Tais pontos de vista são compartilhados por muitos no público. Em 2014, pouco antes do sobrevoo, especialistas do Harvard & Smithsonian Center for Astrophysics (CfA) em Cambridge, Massachusetts, debateram diferentes definições de planeta. O historiador da ciência Owen Gingerich, que presidiu o comitê de definição de planetas da IAU, afirmou que “planeta é uma palavra culturalmente definida que muda com o tempo”. Mas o público que assistiu ao debate do CfA escolheu esmagadoramente uma definição de participante diferente – uma que teria trazido Plutão de volta ao rebanho planetário.

Esquemas de classificação alternativos continuam a aparecer. Uma proposta de 2017 definiu um planeta como “um objeto redondo no espaço que é menor que uma estrela”. Isso tornaria Plutão um planeta novamente, mas faria o mesmo com a lua da Terra, bem como com muitas outras luas do sistema solar, e elevaria o número total de planetas oficialmente reconhecidos para 110. Um ano depois, Stern, junto com cientista planetário David Grinspoon, escreveu um artigo de opinião no The Washington Post argumentando que a definição da IAU foi “desenhada às pressas” e “falho” e que os astrônomos deveriam reconsiderar suas idéias.

Tais apelos caíram em ouvidos surdos até agora, e parece improvável que a IAU revisite a controvérsia em breve. O astrofísico Ethan Siegel respondeu a Stern e Grinspoon na Forbes escrevendo : “O simples fato é que Plutão foi classificado erroneamente quando foi descoberto; nunca esteve no mesmo pé dos outros oito mundos”.

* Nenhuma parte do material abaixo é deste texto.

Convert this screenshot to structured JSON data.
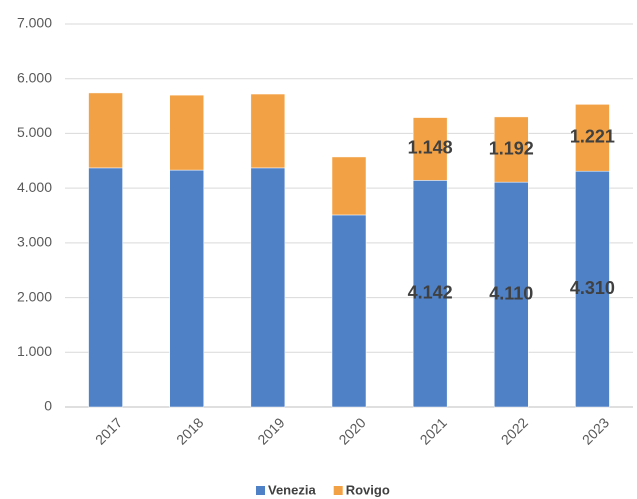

Mike Brown também entrou na conversa. “Então, ei, Plutão ainda não é um planeta. Na verdade, nunca foi. Nós apenas o entendemos mal por 50 anos. Agora, sabemos melhor. A nostalgia de Plutão não é realmente um argumento muito bom sobre o planeta, mas isso é basicamente tudo o que existe. Agora, vamos continuar com a realidade”, escreveu Brown no Twitter, onde ele abraçou seu papel na redefinição com o nome @plutokiller.

Com as crianças de hoje em dia (que nem nasceram quando Plutão era um planeta) perguntando por que a definição importa, os astrônomos disseram que não é uma resposta fácil e podemos ter que olhar além do nosso sistema solar para considerar o que faz um planeta e o que não.

Mais de 5.000 exoplanetas, ou planetas fora do nosso sistema solar, foram descobertos até hoje e estão mostrando um enorme conjunto de mundos. De “super-Terras” entre o tamanho da Terra e Urano, a “Júpiteres quentes” orbitando perto de sóis, a uma variedade de outros tamanhos planetários, os tipos de ambientes planetários a serem considerados estão mudando rapidamente.

O que essa proliferação de opções de formação de planetas nos mostra é que cada sistema solar pode ser seu próprio ambiente único. Embora possamos dizer de maneira mais geral que as estrelas podem formar planetas a partir do colapso de gás e poeira em seu ambiente, as dinâmicas individuais que controlam a formação de planetas são muito mais complicadas. Por exemplo, existem várias estrelas envolvidas? Quanta poeira está disponível? Existe um buraco negro ou uma supernova soprando a poeira e o gás valiosos que os planetas precisam para crescer?

Mesmo que os planetas tenham a sorte de crescer, como eles estão conectados com outros planetas no início de sua formação é pouco compreendido. À medida que os mundos interagem entre si, suas gravidades mútuas parecem deslocar os planetas para cada vez mais perto de sua estrela-mãe ou, em alguns casos, arremessar mundos para fora do sistema solar.

O que tudo isso mostra é que nossa definição de planeta pode ter que se tornar mais situacional para dar conta do número de cenários em que um mundo pode se formar. Talvez os planetas possam estar ligados a circunstâncias particulares de formação ou zonas particulares. Tudo o que parece ser conhecido com certeza é que, à medida que coletamos dados, a planetidade e o debate que Plutão gerou continuarão a ser debatidos por algum tempo ainda.